The Uyghurs, an ethnically Turkic people that have historically populated Xinjiang in north-western China, are predominantly Muslim, and differ from the majority Han population of the rest of China in language, culture, appearance, and religion. The CCP is not known for its tolerance of ethnic minorities, and sees its minority populations as a potential source of internal strife. Ever since deadly attacks by Xinjiang independence movements in the early and mid-2010s, the CCP has cracked down hard on the Uyghurs, with the number of arbitrary detentions, as well as the amount of internal security job vacancies posted by the CCP, increasing dramatically since then.

The CCP frames its abuses against the Uyghurs as “anti-terror activities”, using organisation such as the Turkestan Islamic Party, an Islamic fundamentalist organisation with ties to Al-Qaeda and the Taliban, and responsible for numerous deaths within Xinjiang, as scapegoats to conduct their abuses against the Uyghurs.

The UN report conspicuously avoided use of the term “genocide” to describe what is happening in Xinjiang, despite widespread acceptance that the CCPs ultimate goal with these abuses is to erase, or to at least severely limit the growth an proliferation of Uyghur culture. Their use of forced sterilisation and birth control has led to a steep decline in the growth of the Uyghurs population, and heavy restrictions on travel has meant that any attempts by Uyghurs to escape Xinjiang have been stymied.

The CCP has expectedly fought hard against the report, releasing its own counter-report accusing the UN of effectively being a puppet of the US and western powers attempting to destroy the Chinese people. The counter-report states that there is no such thing as ‘forced Labour’ in Xinjiang, and that it has been operating fully within international law.

It says that evidence of racial discrimination in Xinjiang is “groundless”, and that the labour camps it has built in the region are “learning facilities established in accordance with law intended for de-radicalisation.” It concludes with the assertion that the US and other western nations are themselves responsible for causing “human rights disasters” and of committing “numerous crimes” both at home and abroad, and that the UN’s resources would be better spent investigating them instead.
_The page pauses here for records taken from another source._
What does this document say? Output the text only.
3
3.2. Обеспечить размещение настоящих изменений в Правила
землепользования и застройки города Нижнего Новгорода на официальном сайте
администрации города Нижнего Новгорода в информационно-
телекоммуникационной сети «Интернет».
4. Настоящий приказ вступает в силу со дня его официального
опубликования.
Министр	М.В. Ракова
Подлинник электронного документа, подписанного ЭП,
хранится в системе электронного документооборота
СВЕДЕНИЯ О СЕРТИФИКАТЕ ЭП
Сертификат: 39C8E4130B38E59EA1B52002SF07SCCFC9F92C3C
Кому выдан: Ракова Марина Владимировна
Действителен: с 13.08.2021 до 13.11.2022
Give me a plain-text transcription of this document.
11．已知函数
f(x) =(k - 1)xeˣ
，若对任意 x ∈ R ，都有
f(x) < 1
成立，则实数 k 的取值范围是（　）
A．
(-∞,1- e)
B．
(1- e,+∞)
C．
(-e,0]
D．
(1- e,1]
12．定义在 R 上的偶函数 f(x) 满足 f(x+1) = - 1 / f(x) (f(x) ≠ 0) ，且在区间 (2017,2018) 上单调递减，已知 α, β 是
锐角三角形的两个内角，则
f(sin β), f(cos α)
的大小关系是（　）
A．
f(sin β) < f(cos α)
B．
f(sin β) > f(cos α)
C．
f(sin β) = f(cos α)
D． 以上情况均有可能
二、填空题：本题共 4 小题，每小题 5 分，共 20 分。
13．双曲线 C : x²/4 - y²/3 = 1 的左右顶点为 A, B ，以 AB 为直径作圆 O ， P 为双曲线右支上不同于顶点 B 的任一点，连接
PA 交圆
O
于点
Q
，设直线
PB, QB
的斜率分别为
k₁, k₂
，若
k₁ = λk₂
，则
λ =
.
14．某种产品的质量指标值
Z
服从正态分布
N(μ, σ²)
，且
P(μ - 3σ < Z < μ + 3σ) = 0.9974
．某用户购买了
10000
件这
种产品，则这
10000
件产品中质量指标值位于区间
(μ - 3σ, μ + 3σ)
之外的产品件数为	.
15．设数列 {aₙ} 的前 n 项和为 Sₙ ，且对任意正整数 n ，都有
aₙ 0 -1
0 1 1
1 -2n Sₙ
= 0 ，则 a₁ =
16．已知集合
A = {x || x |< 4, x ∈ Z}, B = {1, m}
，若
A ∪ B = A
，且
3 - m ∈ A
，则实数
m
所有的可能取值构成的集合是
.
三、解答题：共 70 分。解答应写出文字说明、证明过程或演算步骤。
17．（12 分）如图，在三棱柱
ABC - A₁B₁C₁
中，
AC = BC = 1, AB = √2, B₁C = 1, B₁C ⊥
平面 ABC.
Spokespeople for the CCP who have come out to attack the UN’s report have all used the most inflammatory and accusatory language, calling the UN merely a mouthpiece for western aggression, accusing the report of being anti-China in spirit. The CCP have attempted to block the release of this report at every stage, putting great pressure on the UN not to publish it. Collecting evidence for the report was made as difficult as possible by the CCP, with UN investigators prohibited from talking to inmates of these labour camps, and having to be supervised by CCP officials every step of the way. If these camps were truly just “re-education camps” intended to de-radicalise great swathes of the Uyghur population as the CCP has stated, it could very easily allow the UN complete access to its facilities and records and allow their truth to be told, but their version of events is quite clearly not reality.

The CCP refers to itself as ‘the Chinese people”, and sees any attack on its dangerous, cruel, and illegal policies as an attack on the people of China themselves. The fact is, the UN, the US, the west, the international community in general, has no quarrel with the people of China. Their quarrel is with the CCP, its wanton violation of human rights laws, and ‘by-any-means’ suppression of ethnic identity in its autonomous regions to maintain order.

The CCP is not representative of the Chinese people as they have never, and will never, hold elections to determine what their people actually want front their government, as it would surely lead to their downfall. Only prolonged and intense pressure from the international community on the issue of this Uyghur genocide will make the CCP walk back its policy, but the only surefire way to ensure human rights and freedoms are respected in China is the removal of the CCP, and the introduction of true elective democracy in China.